Filha de escola pública, ela enfrentou grande parte do ensino médio durante a pandemia, sem acesso a cursinho. Estudava sozinha, em casa, com ajuda de videoaulas no YouTube. Mesmo diante das dificuldades, criou uma rotina disciplinada e manteve o foco no objetivo de ingressar na universidade.
Claryssa iniciou a trajetória acadêmica na Ufba por meio do Bacharelado Interdisciplinar em Saúde (BI), onde passou três anos. Durante esse período, encarou semestres com até 11 disciplinas, o que exigiu uma rotina intensa de estudos, inclusive nos fins de semana e entre os intervalos de aula. Para conseguir migrar para Medicina, precisava manter um desempenho acadêmico excelente.

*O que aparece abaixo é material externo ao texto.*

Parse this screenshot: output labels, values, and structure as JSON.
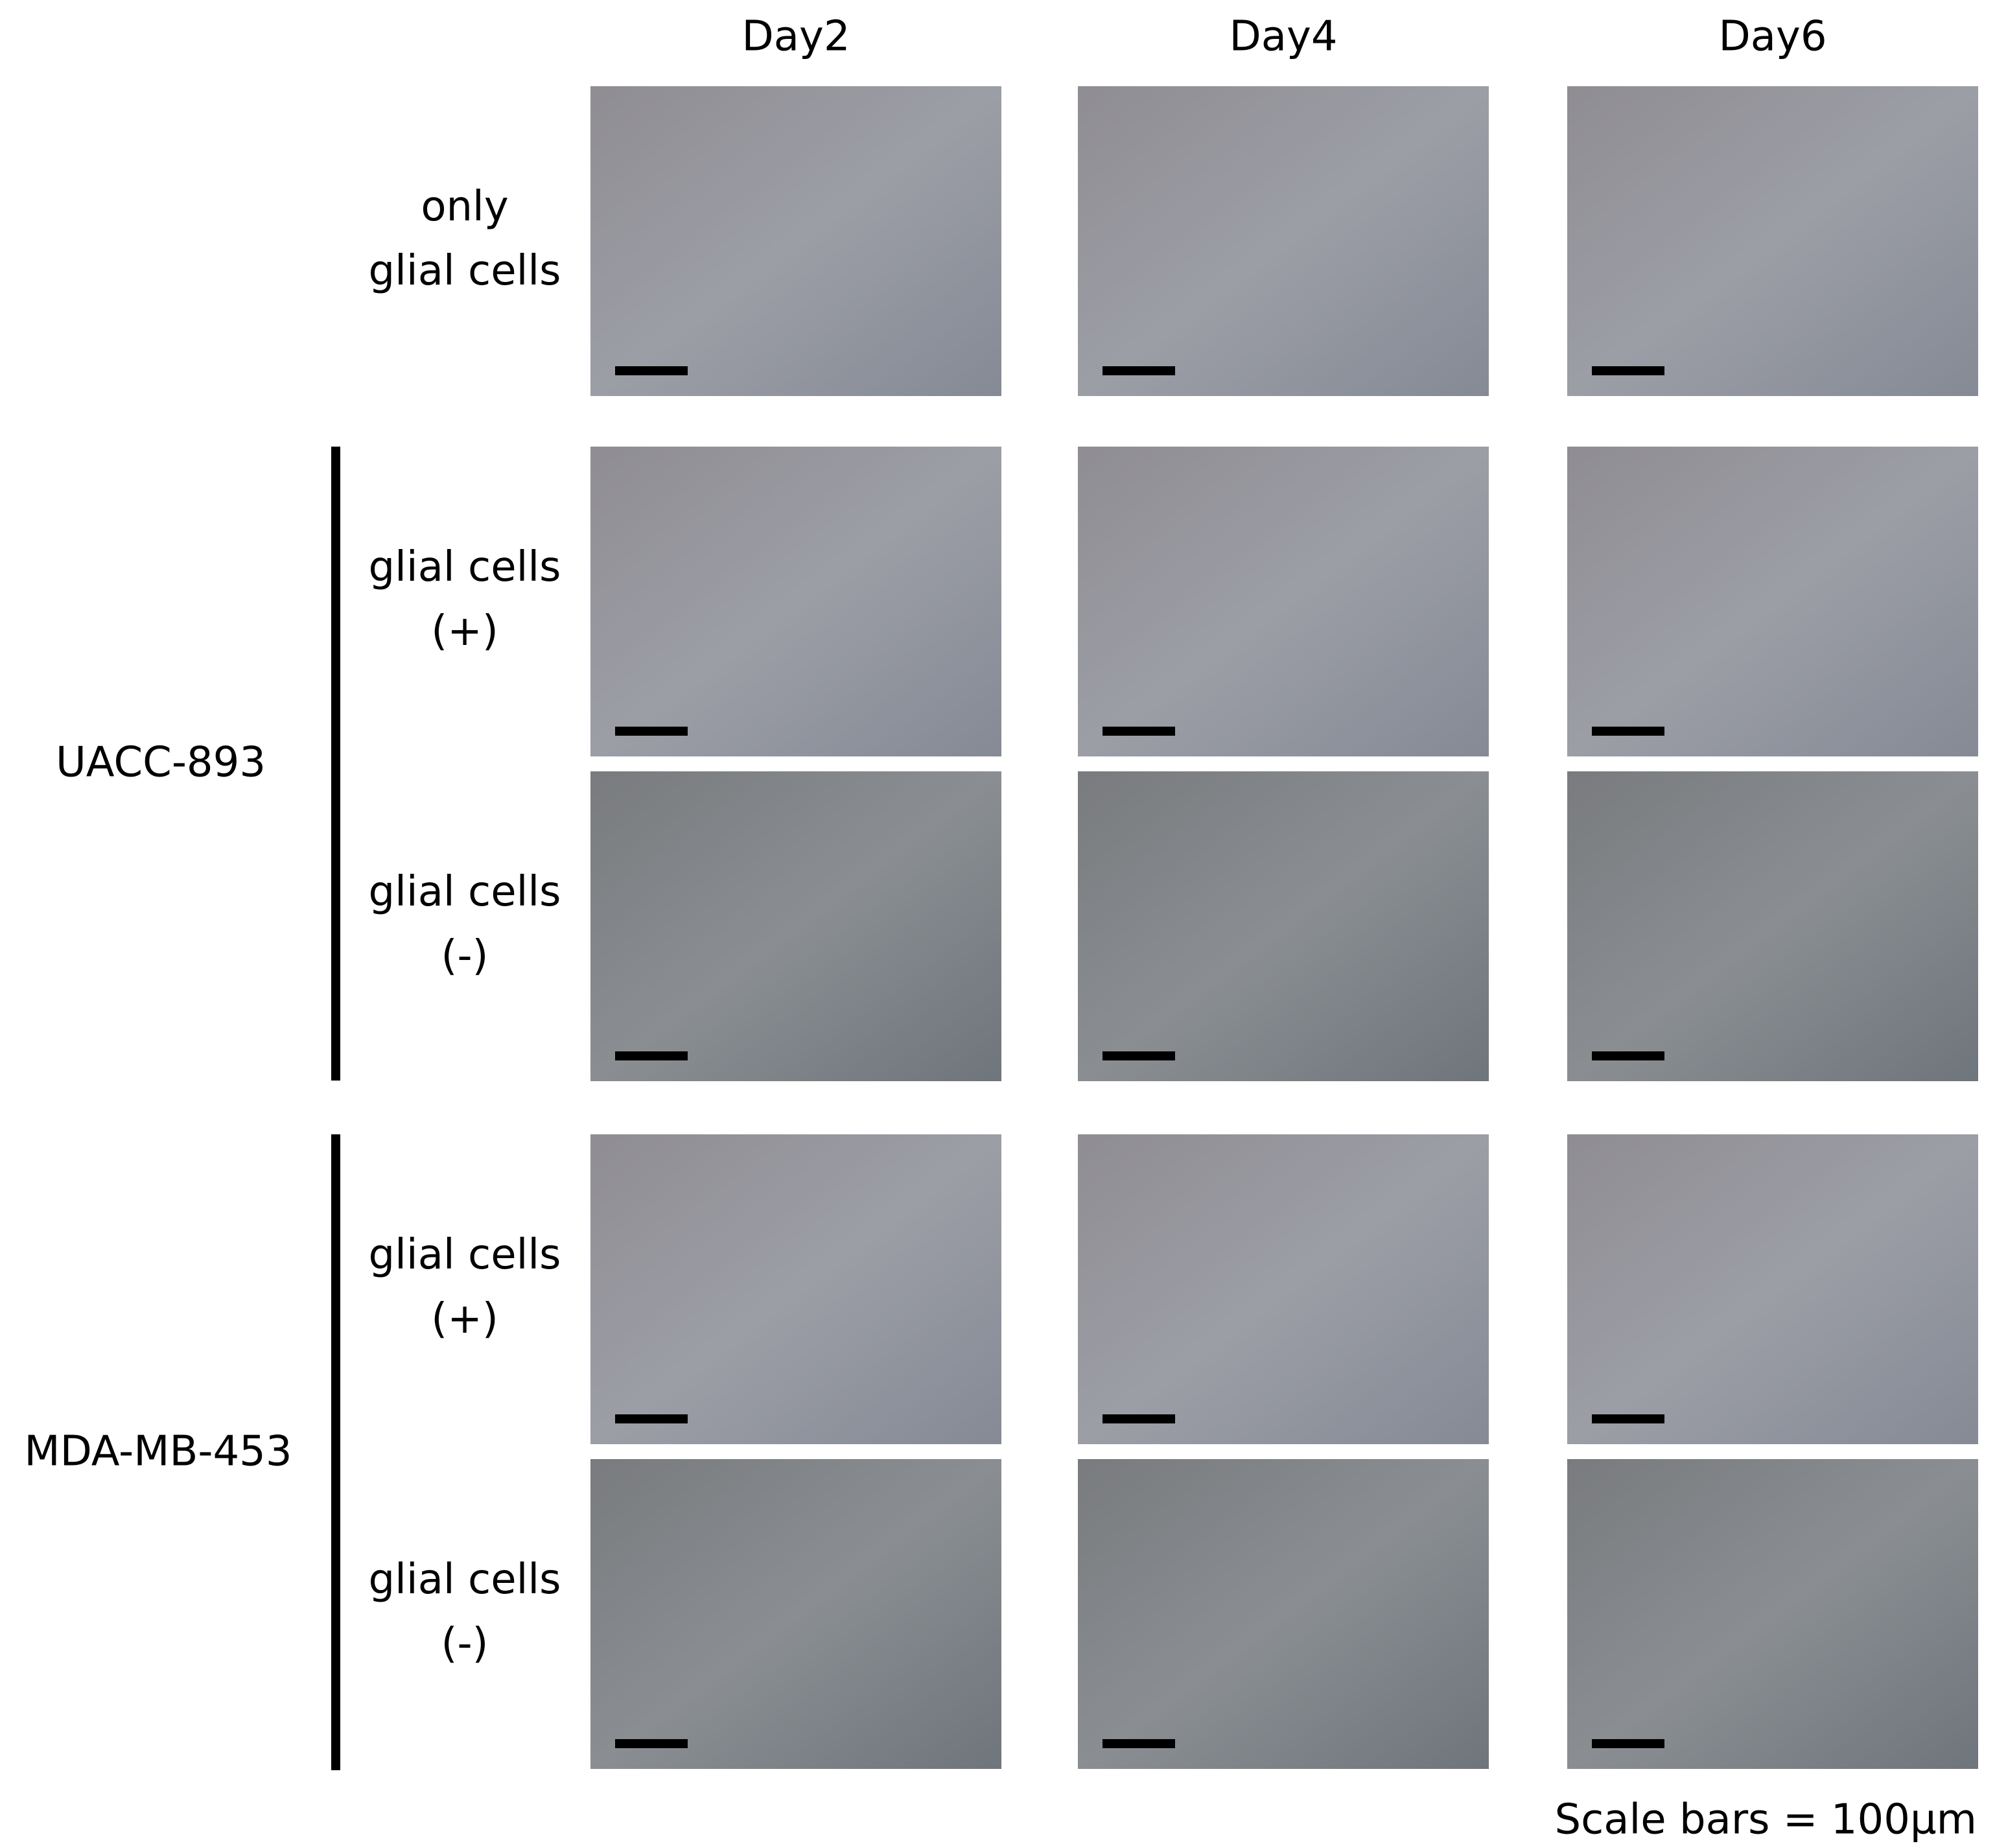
{
  "columns": [
    "Day2",
    "Day4",
    "Day6"
  ],
  "rows": [
    {
      "label": [
        "only",
        "glial cells"
      ]
    },
    {
      "label": [
        "glial cells",
        "(+)"
      ]
    },
    {
      "label": [
        "glial cells",
        "(-)"
      ]
    },
    {
      "label": [
        "glial cells",
        "(+)"
      ]
    },
    {
      "label": [
        "glial cells",
        "(-)"
      ]
    }
  ],
  "groups": [
    {
      "label": "UACC-893"
    },
    {
      "label": "MDA-MB-453"
    }
  ],
  "footer": "Scale bars = 100µm"
}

Com quase nenhuma vida social, só agora, após anos morando na capital, ela conta que está começando a conhecer Salvador. Ainda assim, diz estar pronta para os novos desafios da graduação: “Quero ser uma boa médica, mas sei que precisarei equilibrar as coisas e ter meus momentos de lazer. O que estará em jogo será meu futuro profissional”.

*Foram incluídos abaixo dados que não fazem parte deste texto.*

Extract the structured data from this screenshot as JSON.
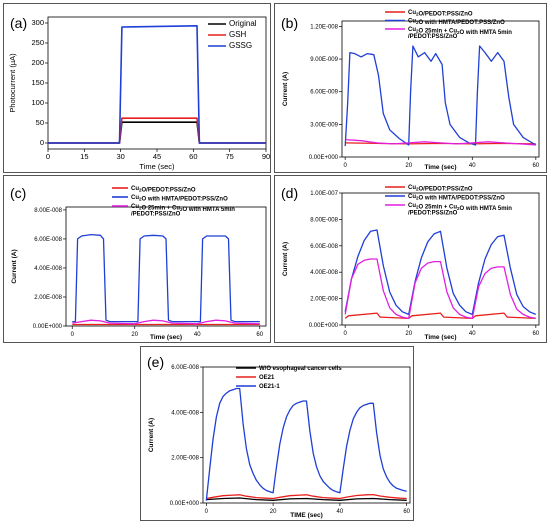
{
  "chart_data": [
    {
      "panel": "(a)",
      "type": "line",
      "xlabel": "Time (sec)",
      "ylabel": "Photocurrent (µA)",
      "xticks": [
        "0",
        "15",
        "30",
        "45",
        "60",
        "75",
        "90"
      ],
      "yticks": [
        "0",
        "50",
        "100",
        "150",
        "200",
        "250",
        "300"
      ],
      "xlim": [
        0,
        90
      ],
      "ylim": [
        -15,
        315
      ],
      "legend": "top-right",
      "series": [
        {
          "name": "Original",
          "color": "#000000",
          "x": [
            0,
            29.5,
            30.5,
            61.5,
            62.5,
            90
          ],
          "y": [
            0,
            0,
            52,
            52,
            0,
            0
          ]
        },
        {
          "name": "GSH",
          "color": "#e8201c",
          "x": [
            0,
            29.5,
            30.5,
            61.5,
            62.5,
            90
          ],
          "y": [
            0,
            0,
            62,
            62,
            0,
            0
          ]
        },
        {
          "name": "GSSG",
          "color": "#1f3fd6",
          "x": [
            0,
            29.5,
            30.5,
            61.5,
            62.5,
            90
          ],
          "y": [
            0,
            0,
            290,
            293,
            0,
            0
          ]
        }
      ]
    },
    {
      "panel": "(b)",
      "type": "line",
      "xlabel": "Time (sec)",
      "ylabel": "Current (A)",
      "xticks": [
        "0",
        "20",
        "40",
        "60"
      ],
      "yticks": [
        "0.00E+000",
        "3.00E-009",
        "6.00E-009",
        "9.00E-009",
        "1.20E-008"
      ],
      "xlim": [
        -1,
        61
      ],
      "ylim": [
        0,
        1.25e-08
      ],
      "legend": "top",
      "series": [
        {
          "name": "Cu₂O/PEDOT:PSS/ZnO",
          "color": "#e8201c",
          "x": [
            0,
            10,
            20,
            30,
            40,
            50,
            60
          ],
          "y": [
            1.3e-09,
            1.25e-09,
            1.2e-09,
            1.25e-09,
            1.2e-09,
            1.25e-09,
            1.2e-09
          ]
        },
        {
          "name": "Cu₂O with HMTA/PEDOT:PSS/ZnO",
          "color": "#1f3fd6",
          "x": [
            0,
            0.8,
            1.5,
            3,
            5,
            7,
            9,
            10.5,
            12,
            14,
            17,
            20,
            20.6,
            21.3,
            23,
            25,
            27,
            28.5,
            30.5,
            31.5,
            33,
            36,
            39,
            41,
            41.6,
            42.3,
            44,
            46,
            48,
            50,
            51.5,
            53,
            56,
            60
          ],
          "y": [
            1e-09,
            5e-09,
            9.6e-09,
            9.5e-09,
            9.2e-09,
            9.5e-09,
            9.4e-09,
            7.5e-09,
            4e-09,
            2.5e-09,
            1.7e-09,
            1.1e-09,
            6e-09,
            1.02e-08,
            9.2e-09,
            9.6e-09,
            8.8e-09,
            9.5e-09,
            8.5e-09,
            5e-09,
            3e-09,
            1.8e-09,
            1.3e-09,
            1.1e-09,
            6e-09,
            1.02e-08,
            9.6e-09,
            8.8e-09,
            9.6e-09,
            8.8e-09,
            5.5e-09,
            3e-09,
            1.8e-09,
            1.1e-09
          ]
        },
        {
          "name": "Cu₂O 25min + Cu₂O with HMTA 5min /PEDOT:PSS/ZnO",
          "color": "#e020e0",
          "x": [
            0,
            5,
            10,
            15,
            20,
            25,
            30,
            35,
            40,
            45,
            50,
            55,
            60
          ],
          "y": [
            1.6e-09,
            1.5e-09,
            1.3e-09,
            1.2e-09,
            1.3e-09,
            1.4e-09,
            1.3e-09,
            1.2e-09,
            1.3e-09,
            1.4e-09,
            1.3e-09,
            1.2e-09,
            1.1e-09
          ]
        }
      ]
    },
    {
      "panel": "(c)",
      "type": "line",
      "xlabel": "Time (sec)",
      "ylabel": "Current (A)",
      "xticks": [
        "0",
        "20",
        "40",
        "60"
      ],
      "yticks": [
        "0.00E+000",
        "2.00E-008",
        "4.00E-008",
        "6.00E-008",
        "8.00E-008"
      ],
      "xlim": [
        -2,
        62
      ],
      "ylim": [
        0,
        8.2e-08
      ],
      "legend": "top",
      "series": [
        {
          "name": "Cu₂O/PEDOT:PSS/ZnO",
          "color": "#e8201c",
          "x": [
            0,
            60
          ],
          "y": [
            1e-09,
            1e-09
          ]
        },
        {
          "name": "Cu₂O with HMTA/PEDOT:PSS/ZnO",
          "color": "#1f3fd6",
          "x": [
            0,
            1,
            1.7,
            3,
            6,
            9,
            10,
            10.8,
            12,
            20,
            21,
            21.7,
            23,
            26,
            29,
            30,
            30.8,
            32,
            40,
            41,
            41.7,
            43,
            46,
            49,
            50,
            50.8,
            52,
            60
          ],
          "y": [
            3e-09,
            3e-09,
            6e-08,
            6.2e-08,
            6.3e-08,
            6.25e-08,
            6e-08,
            4e-09,
            3e-09,
            3e-09,
            3e-09,
            6e-08,
            6.2e-08,
            6.25e-08,
            6.2e-08,
            6e-08,
            4e-09,
            3e-09,
            3e-09,
            3e-09,
            6e-08,
            6.2e-08,
            6.2e-08,
            6.2e-08,
            6e-08,
            4e-09,
            3e-09,
            3e-09
          ]
        },
        {
          "name": "Cu₂O 25min + Cu₂O with HMTA 5min /PEDOT:PSS/ZnO",
          "color": "#e020e0",
          "x": [
            0,
            3,
            6,
            9,
            12,
            20,
            23,
            26,
            29,
            32,
            40,
            43,
            46,
            49,
            52,
            60
          ],
          "y": [
            2e-09,
            3e-09,
            4e-09,
            3.5e-09,
            2e-09,
            1.5e-09,
            3e-09,
            4e-09,
            3.5e-09,
            2e-09,
            1.5e-09,
            3e-09,
            4e-09,
            3.5e-09,
            2e-09,
            1.5e-09
          ]
        }
      ]
    },
    {
      "panel": "(d)",
      "type": "line",
      "xlabel": "Time (sec)",
      "ylabel": "Current (A)",
      "xticks": [
        "0",
        "20",
        "40",
        "60"
      ],
      "yticks": [
        "0.00E+000",
        "2.00E-008",
        "4.00E-008",
        "6.00E-008",
        "8.00E-008",
        "1.00E-007"
      ],
      "xlim": [
        -1,
        61
      ],
      "ylim": [
        0,
        1e-07
      ],
      "legend": "top",
      "series": [
        {
          "name": "Cu₂O/PEDOT:PSS/ZnO",
          "color": "#e8201c",
          "x": [
            0,
            1,
            10,
            11,
            20,
            21,
            30,
            31,
            40,
            41,
            50,
            51,
            60
          ],
          "y": [
            5e-09,
            7e-09,
            9e-09,
            6e-09,
            5e-09,
            7e-09,
            9e-09,
            6e-09,
            5e-09,
            7e-09,
            9e-09,
            6e-09,
            5e-09
          ]
        },
        {
          "name": "Cu₂O with HMTA/PEDOT:PSS/ZnO",
          "color": "#1f3fd6",
          "x": [
            0,
            2,
            4,
            6,
            8,
            10,
            12,
            14,
            16,
            18,
            20,
            22,
            24,
            26,
            28,
            30,
            32,
            34,
            36,
            38,
            40,
            42,
            44,
            46,
            48,
            50,
            52,
            54,
            56,
            58,
            60
          ],
          "y": [
            1e-08,
            3.5e-08,
            5.2e-08,
            6.4e-08,
            7.1e-08,
            7.2e-08,
            4.5e-08,
            2.5e-08,
            1.5e-08,
            1e-08,
            8e-09,
            3.3e-08,
            5.1e-08,
            6.3e-08,
            6.9e-08,
            7.1e-08,
            4.3e-08,
            2.4e-08,
            1.5e-08,
            1e-08,
            8e-09,
            3.2e-08,
            5e-08,
            6.1e-08,
            6.7e-08,
            6.8e-08,
            4.3e-08,
            2.3e-08,
            1.4e-08,
            1e-08,
            8e-09
          ]
        },
        {
          "name": "Cu₂O 25min + Cu₂O with HMTA 5min /PEDOT:PSS/ZnO",
          "color": "#e020e0",
          "x": [
            0,
            2,
            4,
            6,
            8,
            10,
            12,
            14,
            16,
            18,
            20,
            22,
            24,
            26,
            28,
            30,
            32,
            34,
            36,
            38,
            40,
            42,
            44,
            46,
            48,
            50,
            52,
            54,
            56,
            58,
            60
          ],
          "y": [
            8e-09,
            3.5e-08,
            4.6e-08,
            4.9e-08,
            5e-08,
            5e-08,
            2.6e-08,
            1.3e-08,
            8e-09,
            6e-09,
            5e-09,
            3.2e-08,
            4.3e-08,
            4.7e-08,
            4.8e-08,
            4.8e-08,
            2.5e-08,
            1.3e-08,
            8e-09,
            6e-09,
            5e-09,
            2.9e-08,
            3.9e-08,
            4.3e-08,
            4.4e-08,
            4.4e-08,
            2.3e-08,
            1.2e-08,
            8e-09,
            6e-09,
            5e-09
          ]
        }
      ]
    },
    {
      "panel": "(e)",
      "type": "line",
      "xlabel": "TIME (sec)",
      "ylabel": "Current (A)",
      "xticks": [
        "0",
        "20",
        "40",
        "60"
      ],
      "yticks": [
        "0.00E+000",
        "2.00E-008",
        "4.00E-008",
        "6.00E-008"
      ],
      "xlim": [
        -1,
        61
      ],
      "ylim": [
        0,
        6e-08
      ],
      "legend": "top-left",
      "series": [
        {
          "name": "W/O esophageal cancer cells",
          "color": "#000000",
          "x": [
            0,
            5,
            10,
            15,
            20,
            25,
            30,
            35,
            40,
            45,
            50,
            55,
            60
          ],
          "y": [
            1.5e-09,
            2e-09,
            2.2e-09,
            1.5e-09,
            1.2e-09,
            1.8e-09,
            2e-09,
            1.5e-09,
            1.2e-09,
            1.8e-09,
            2e-09,
            1.5e-09,
            1.2e-09
          ]
        },
        {
          "name": "OE21",
          "color": "#e8201c",
          "x": [
            0,
            2,
            5,
            8,
            10,
            12,
            15,
            18,
            20,
            22,
            25,
            28,
            30,
            32,
            35,
            38,
            40,
            42,
            45,
            48,
            50,
            52,
            55,
            58,
            60
          ],
          "y": [
            2e-09,
            2.5e-09,
            3.2e-09,
            3.5e-09,
            3.6e-09,
            3e-09,
            2.4e-09,
            2.1e-09,
            2e-09,
            2.5e-09,
            3.2e-09,
            3.5e-09,
            3.6e-09,
            3e-09,
            2.4e-09,
            2.1e-09,
            2e-09,
            2.6e-09,
            3.3e-09,
            3.6e-09,
            3.7e-09,
            3.1e-09,
            2.5e-09,
            2.1e-09,
            2e-09
          ]
        },
        {
          "name": "OE21-1",
          "color": "#1f3fd6",
          "x": [
            0,
            1,
            2,
            3,
            4,
            5,
            6,
            7,
            8,
            9,
            10,
            11,
            12,
            13,
            14,
            15,
            16,
            17,
            18,
            19,
            20,
            21,
            22,
            23,
            24,
            25,
            26,
            27,
            28,
            29,
            30,
            31,
            32,
            33,
            34,
            35,
            36,
            37,
            38,
            39,
            40,
            41,
            42,
            43,
            44,
            45,
            46,
            47,
            48,
            49,
            50,
            51,
            52,
            53,
            54,
            55,
            56,
            57,
            58,
            59,
            60
          ],
          "y": [
            1e-09,
            1.5e-08,
            2.8e-08,
            3.8e-08,
            4.4e-08,
            4.7e-08,
            4.85e-08,
            4.95e-08,
            5e-08,
            5.05e-08,
            5.05e-08,
            3.5e-08,
            2.4e-08,
            1.7e-08,
            1.3e-08,
            1e-08,
            8e-09,
            6.5e-09,
            5.5e-09,
            5e-09,
            4.5e-09,
            1.6e-08,
            2.6e-08,
            3.3e-08,
            3.8e-08,
            4.1e-08,
            4.3e-08,
            4.4e-08,
            4.45e-08,
            4.5e-08,
            4.5e-08,
            3.2e-08,
            2.2e-08,
            1.6e-08,
            1.2e-08,
            9.5e-09,
            8e-09,
            6.5e-09,
            5.5e-09,
            5e-09,
            4.5e-09,
            1.5e-08,
            2.5e-08,
            3.2e-08,
            3.7e-08,
            4e-08,
            4.2e-08,
            4.3e-08,
            4.35e-08,
            4.4e-08,
            4.4e-08,
            3.1e-08,
            2.1e-08,
            1.5e-08,
            1.15e-08,
            9e-09,
            7.5e-09,
            6.5e-09,
            6e-09,
            5.5e-09,
            5.2e-09
          ]
        }
      ]
    }
  ]
}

A escolha pela Medicina não foi imediata e veio acompanhada de muitas dúvidas e inseguranças. A grande inspiração veio da avó, agente comunitária de saúde, que atuava em projetos como a Pastoral da Criança. “Cresci vendo ela abrir mão do próprio tempo para cuidar de outras pessoas. Foi ali que aprendi, na prática, o que é cuidado. Um dia percebi: é isso que eu quero pra minha vida. Eu quero cuidar.”
Hoje, Claryssa comemora o início de uma nova etapa — e serve de exemplo para tantos outros jovens da zona rural e da rede pública que sonham com a universidade. Jornal da Chapada com informações do portal Vem ver Cidade.